Rudolf Leonhard (27 October 1889, in Lissa, German Empire (today Leszno, Poland) – 19 December 1953, in East Berlin) was a German author and communist activist.
Leonhard came from a family of lawyers and studied law and Philology in Berlin and Göttingen. In 1914 he volunteered for the German military effort in World War I, but quickly converted to pacifism and was brought before a military court for his convictions.
In 1918 he joined the USPD (Independent German Social Democratic Party) and fought alongside Karl Liebknecht and Rosa Luxemburg in the 1918 revolution. In 1919, he joined the KPD (Communist Party of Germany), but left that party in favor of the left-communist KAPD (German Communist Workers’ Party), which he also left after a year. In 1918 he married the author Susanne Köhler, but was divorced from her after one year.

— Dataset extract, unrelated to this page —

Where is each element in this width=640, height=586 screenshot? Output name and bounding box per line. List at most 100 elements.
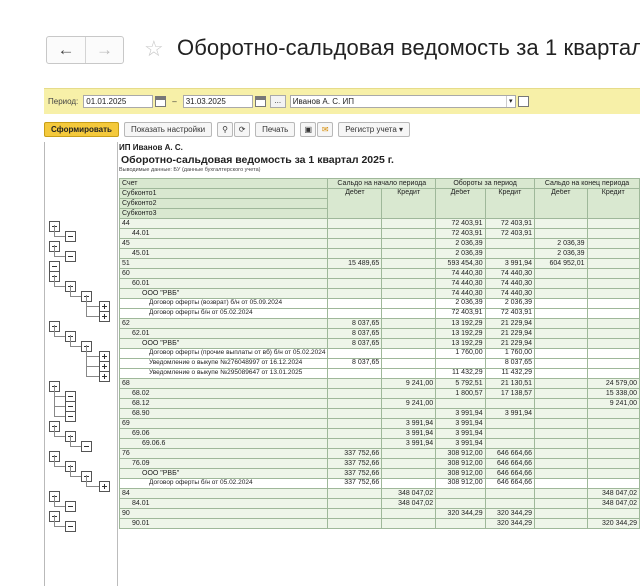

From 1919 onwards he was a freelance author for the publication Die Weltbühne, and worked for the publishing house Verlag Die Schmiede as a lector and as the editor of two series of books, “Außenseiter der Gesellschaft” (Outsiders of Society) and “Berichte aus der Wirklichkeit” (Reports from Reality). In late November 1925, he began and led the Gruppe 1925 which counted Bertolt Brecht, Alfred Döblin, Albert Ehrenstein, Leonhard Frank, Walter Hasenclever, Walter Mehring and Kurt Tucholsky among its members. After a difference of opinion, Leonhard left the group in 1927.